SVH : Il ressemble à un café viennois – des lieux de culture littéraire que je n’ai pas connus moi-même, mais que je trouve intéressants et attrayants. Peut-être, oui peut-être, qu’un peu de leur charme me sera transmis et qu’un jour je réapprendrai à écrire et à lire dans un café.

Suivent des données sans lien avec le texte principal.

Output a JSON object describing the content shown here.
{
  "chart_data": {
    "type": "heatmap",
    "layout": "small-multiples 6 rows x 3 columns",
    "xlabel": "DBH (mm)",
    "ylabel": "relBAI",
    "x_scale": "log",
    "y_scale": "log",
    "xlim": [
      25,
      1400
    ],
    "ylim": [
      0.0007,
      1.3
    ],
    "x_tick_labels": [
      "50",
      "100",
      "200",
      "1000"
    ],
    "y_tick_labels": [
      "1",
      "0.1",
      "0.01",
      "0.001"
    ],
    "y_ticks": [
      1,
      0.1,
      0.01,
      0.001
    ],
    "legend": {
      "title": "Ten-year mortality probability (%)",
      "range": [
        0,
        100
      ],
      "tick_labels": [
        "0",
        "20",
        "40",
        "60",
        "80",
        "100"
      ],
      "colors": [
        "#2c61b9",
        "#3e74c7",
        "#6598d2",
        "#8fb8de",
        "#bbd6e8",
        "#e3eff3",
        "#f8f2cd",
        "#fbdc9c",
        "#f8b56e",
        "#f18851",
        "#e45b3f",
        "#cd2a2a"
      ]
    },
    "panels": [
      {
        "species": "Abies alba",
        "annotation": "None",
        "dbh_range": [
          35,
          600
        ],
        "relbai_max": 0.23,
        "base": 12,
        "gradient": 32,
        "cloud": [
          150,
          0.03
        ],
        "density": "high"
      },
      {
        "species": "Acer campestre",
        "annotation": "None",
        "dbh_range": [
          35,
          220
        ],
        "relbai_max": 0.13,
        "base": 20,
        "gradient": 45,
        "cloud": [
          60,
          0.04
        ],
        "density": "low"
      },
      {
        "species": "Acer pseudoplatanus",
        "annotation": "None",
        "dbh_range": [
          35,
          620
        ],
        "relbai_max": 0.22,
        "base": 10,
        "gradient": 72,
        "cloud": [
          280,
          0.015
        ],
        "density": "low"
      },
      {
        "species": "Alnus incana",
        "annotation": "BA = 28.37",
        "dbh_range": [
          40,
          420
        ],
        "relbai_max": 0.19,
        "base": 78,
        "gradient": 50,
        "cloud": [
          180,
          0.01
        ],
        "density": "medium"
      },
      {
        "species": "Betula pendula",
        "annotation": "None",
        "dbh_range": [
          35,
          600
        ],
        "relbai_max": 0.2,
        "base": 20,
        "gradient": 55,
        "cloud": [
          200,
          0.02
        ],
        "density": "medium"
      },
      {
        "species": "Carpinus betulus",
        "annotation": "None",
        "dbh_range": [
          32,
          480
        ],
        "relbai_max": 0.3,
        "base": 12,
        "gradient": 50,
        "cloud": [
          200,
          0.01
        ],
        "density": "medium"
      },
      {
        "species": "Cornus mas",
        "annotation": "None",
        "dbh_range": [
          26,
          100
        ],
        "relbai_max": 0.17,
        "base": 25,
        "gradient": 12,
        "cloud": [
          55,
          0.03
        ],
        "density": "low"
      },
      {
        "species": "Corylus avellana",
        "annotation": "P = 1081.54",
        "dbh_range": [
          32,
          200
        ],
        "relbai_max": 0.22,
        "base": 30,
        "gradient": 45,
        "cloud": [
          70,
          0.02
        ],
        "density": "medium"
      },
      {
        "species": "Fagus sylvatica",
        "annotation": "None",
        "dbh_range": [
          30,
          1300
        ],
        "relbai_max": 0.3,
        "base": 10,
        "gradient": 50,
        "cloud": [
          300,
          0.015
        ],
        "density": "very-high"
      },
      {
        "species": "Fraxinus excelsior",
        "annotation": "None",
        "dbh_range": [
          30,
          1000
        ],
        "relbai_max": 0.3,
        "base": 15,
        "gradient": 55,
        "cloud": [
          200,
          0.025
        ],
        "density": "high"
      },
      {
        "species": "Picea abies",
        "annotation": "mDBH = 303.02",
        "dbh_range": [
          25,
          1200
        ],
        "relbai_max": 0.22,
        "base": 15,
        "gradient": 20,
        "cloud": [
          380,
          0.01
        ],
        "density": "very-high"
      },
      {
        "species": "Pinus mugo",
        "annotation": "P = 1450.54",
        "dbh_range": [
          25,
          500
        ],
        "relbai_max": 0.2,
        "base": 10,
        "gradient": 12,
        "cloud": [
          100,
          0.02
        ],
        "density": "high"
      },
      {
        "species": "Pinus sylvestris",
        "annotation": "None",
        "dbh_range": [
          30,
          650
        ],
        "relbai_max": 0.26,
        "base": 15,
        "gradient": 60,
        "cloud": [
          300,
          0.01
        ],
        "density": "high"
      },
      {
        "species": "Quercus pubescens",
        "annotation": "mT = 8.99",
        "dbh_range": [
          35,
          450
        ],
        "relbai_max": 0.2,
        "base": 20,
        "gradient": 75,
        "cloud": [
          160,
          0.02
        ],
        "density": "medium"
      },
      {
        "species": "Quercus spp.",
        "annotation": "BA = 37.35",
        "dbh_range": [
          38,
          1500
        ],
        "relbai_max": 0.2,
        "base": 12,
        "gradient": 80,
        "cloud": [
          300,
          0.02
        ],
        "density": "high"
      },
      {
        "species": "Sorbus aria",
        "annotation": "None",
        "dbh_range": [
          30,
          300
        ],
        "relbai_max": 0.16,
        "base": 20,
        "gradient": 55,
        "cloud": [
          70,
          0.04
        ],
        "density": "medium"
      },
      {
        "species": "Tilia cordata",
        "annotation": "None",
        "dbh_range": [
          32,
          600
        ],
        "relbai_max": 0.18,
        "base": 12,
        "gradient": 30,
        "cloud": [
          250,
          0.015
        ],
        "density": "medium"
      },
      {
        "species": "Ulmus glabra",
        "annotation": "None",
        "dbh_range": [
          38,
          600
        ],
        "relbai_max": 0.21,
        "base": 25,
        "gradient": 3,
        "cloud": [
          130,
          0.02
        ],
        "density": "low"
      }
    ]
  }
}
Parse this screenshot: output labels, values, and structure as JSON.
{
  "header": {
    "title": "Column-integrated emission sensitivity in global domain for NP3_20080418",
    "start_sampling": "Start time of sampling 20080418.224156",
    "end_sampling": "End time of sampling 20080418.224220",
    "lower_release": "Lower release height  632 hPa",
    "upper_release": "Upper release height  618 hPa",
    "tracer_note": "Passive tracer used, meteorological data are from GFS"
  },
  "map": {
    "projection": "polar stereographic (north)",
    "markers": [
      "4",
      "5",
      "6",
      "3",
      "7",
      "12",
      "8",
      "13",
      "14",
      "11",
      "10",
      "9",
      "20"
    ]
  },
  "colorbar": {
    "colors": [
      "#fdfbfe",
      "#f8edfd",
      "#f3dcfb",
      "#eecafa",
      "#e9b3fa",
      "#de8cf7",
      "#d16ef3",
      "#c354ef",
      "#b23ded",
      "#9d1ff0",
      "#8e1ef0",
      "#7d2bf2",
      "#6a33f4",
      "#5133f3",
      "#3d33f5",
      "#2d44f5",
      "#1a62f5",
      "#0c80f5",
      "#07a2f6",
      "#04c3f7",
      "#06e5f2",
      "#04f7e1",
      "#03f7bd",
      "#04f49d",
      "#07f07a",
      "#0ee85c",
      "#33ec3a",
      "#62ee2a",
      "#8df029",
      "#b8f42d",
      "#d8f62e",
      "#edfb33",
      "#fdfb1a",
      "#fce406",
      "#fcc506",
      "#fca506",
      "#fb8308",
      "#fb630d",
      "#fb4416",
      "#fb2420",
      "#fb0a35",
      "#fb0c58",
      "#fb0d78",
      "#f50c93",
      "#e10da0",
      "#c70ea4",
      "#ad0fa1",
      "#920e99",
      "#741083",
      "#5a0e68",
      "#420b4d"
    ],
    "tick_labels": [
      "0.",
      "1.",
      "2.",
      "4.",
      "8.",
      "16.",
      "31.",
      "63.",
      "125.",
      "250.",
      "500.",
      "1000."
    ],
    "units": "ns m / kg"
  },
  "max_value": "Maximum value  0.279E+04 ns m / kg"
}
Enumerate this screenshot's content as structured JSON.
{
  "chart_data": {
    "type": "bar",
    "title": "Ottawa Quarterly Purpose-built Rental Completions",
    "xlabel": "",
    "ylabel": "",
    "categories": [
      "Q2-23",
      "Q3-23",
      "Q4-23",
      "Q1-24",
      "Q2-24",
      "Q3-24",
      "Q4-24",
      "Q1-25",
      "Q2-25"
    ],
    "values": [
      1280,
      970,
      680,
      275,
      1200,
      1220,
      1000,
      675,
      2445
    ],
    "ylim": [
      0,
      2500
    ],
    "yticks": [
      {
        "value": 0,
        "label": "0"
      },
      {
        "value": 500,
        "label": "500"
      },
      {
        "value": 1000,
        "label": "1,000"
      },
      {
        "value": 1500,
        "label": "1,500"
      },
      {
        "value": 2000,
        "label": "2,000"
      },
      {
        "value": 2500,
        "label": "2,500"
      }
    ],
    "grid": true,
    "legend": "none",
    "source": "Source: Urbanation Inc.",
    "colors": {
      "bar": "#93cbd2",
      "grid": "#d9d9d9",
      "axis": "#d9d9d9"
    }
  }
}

Que fais-tu quand tu n’es pas au café ?
SVH : Je me fais du café. J’écris mon livre et des poèmes. Journal intime. Des rapports d’expertise. Envoyer des e-mails. Je passe des entretiens d’embauche. Suivre l’actualité et échanger avec des amies. Joue avec mes enfants. Prend soin de nous. Lave la vaisselle. Écoute la radio. Surfe sur le web. Va voir un psychologue. Dors, dors, dors, dors. Rêve de choses et d’autres. Je me prépare pour les phases plus extraverties de l’année.

 

BIO

Sibylla Vričić Hausmann, née en 1979 à Wolfsburg. Études à Münster (WWU) et Berlin (FU), puis projets à Berlin, stage au Goethe-Institut de Sarajevo ; a vécu de 2009 à 2012 à Mostar, en Bosnie-Herzégovine, où elle a travaillé dans un théâtre. 2014-2017 : études à l’Institut littéraire allemand de Leipzig. Parallèlement à sa propre écriture, elle est professeur d’écriture littéraire, lectrice et modératrice lors d’événements littéraires. Cofondatrice du blog Other Writers Need to Concentrate (en collaboration avec Katharina Bendixen et David Blum en 2020) et de la série de lectures Zürn (en collaboration avec Özlem Özgül Dündar en 2022). Vričić Hausmann a notamment reçu le prix Orphil pour ses débuts en 2018 (pour son recueil de poésie 3 FALTER, poetenladen Verlag), une bourse de séjour du Literarisches Colloquium Berlin en 2019 et la bourse Rainer Malkowski en 2022. En mars 2023, son recueil de poèmes actuel meine Faust (kookbooks Verlag) sera élu Lyrik-Empfehlung 2023. Elle vit à Leipzig avec ses deux enfants.